Mix It Up! Mixed-Use Condominium Developments Can Be Rewarding for Developers

“Mixed-use” developments, which incorporate residential units with retail or other commercial uses, have steadily gained in popularity over recent years. This is due to the fact that mixed-use developments offer advantages to developers, owners, tenants and residents when compared to traditional single-purpose developments. Many of today’s home buyers are increasingly interested in living within walking distance of amenities such as restaurants, movie theaters and shopping. From the developer’s perspective, mixed-use projects provide diversification in the product they have to offer. Commercial owners and tenants benefit from having a built-in customer base and consistent traffic through their stores due to their proximity to the residential units.

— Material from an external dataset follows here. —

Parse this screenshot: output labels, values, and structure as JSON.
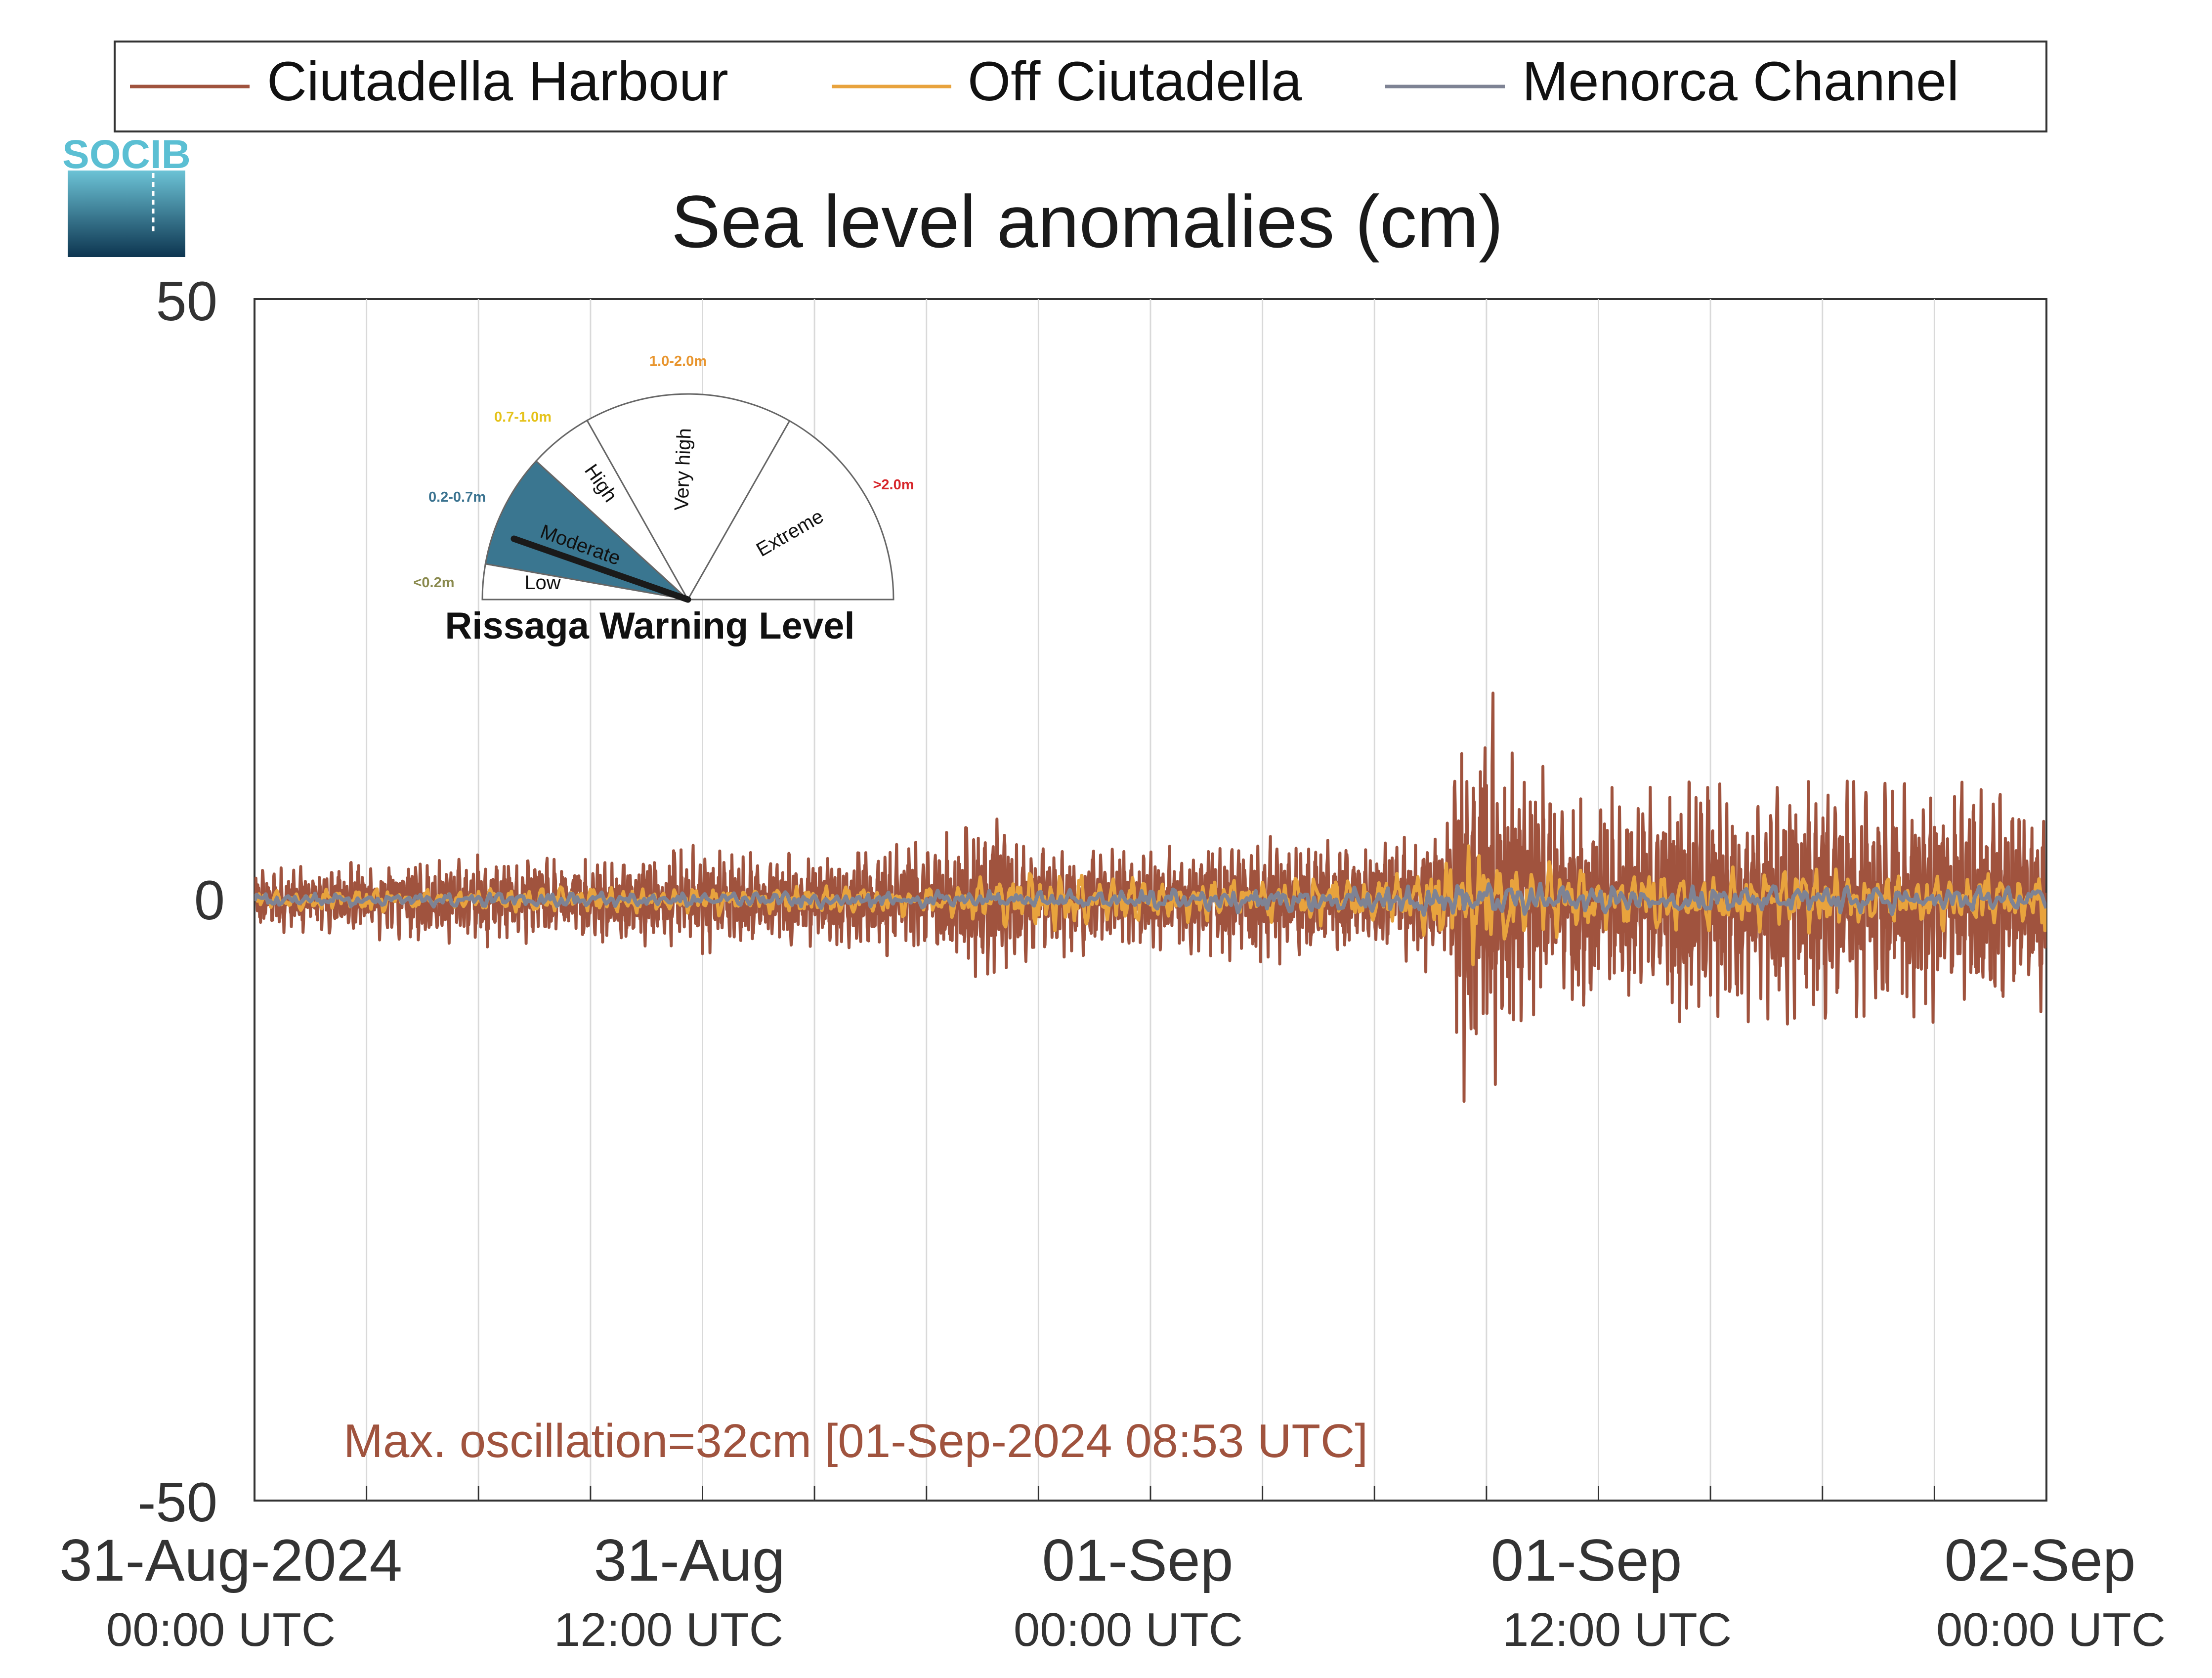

The condominium form of ownership and governance is flexible enough to accommodate a mixed-use project, though it can also be combined with other forms of ownership for even more flexibility. The overall structure must be well-planned in order to balance the sometimes competing interests of the various uses. In a residential-only development, dealing with commercial uses is easy—the developer simply prohibits them in the governing documents. In a mixed-use development, however, commercial and residential must coexist peacefully. This can be accomplished in a variety of ways, but careful planning is the key to ensure that the “balance of power” between residential and commercial is maintained. 

 

One of the most important considerations in developing the ownership and governance structure is the physical layout of the development.  For example, will residential and commercial uses be located in the same building? If so, the developer and design professionals must pay close attention to access, noise and light issues, trash disposal and parking, among other issues. If the residential and commercial uses are located in separate buildings, the same issues often exist, but usually to a lesser degree. In a high-rise mixed use development, the parcel may sometimes be “horizontally subdivided” so that two separate condominiums can be created, one stacked on the other. Or, the ground level parcel may be a fee parcel used for a hotel, retail shops or other purposes with a residential condominium created from the upper parcel. In either case, a variety of easements for access, support and utilities will be required. Once the basic organizational structure of the development has been determined, the governing documents—usually consisting of one or more declarations, codes of regulations or reciprocal easement agreements—must be meticulously drafted to provide the easements, covenants and restrictions necessary for the successful operation of the development. 

 

Financing for a mixed-use development can also be complex, as funds often come from a mix of public and private sources, each with its own lending standards and requirements. Lenders may require that one or more portions of the project be held under separate ownership to minimize the risk of default. This is another factor to consider when planning the ownership structure of the various project components and the content of the governing documents.

 

Is mixed-use development just a short-term trend or is it here to stay? The International Council of Shopping Centers recently held a conference on mixed-use developments at which one leading developer told participants that mixed-use developments have gone from “novelty to normality” and that “[i]t’s been established that all of the other components—apartments, hotel, office—do better in concert with the retail component.” As the economy recovers and new real estate development projects take flight, expect to see mixed-use developments at the forefront.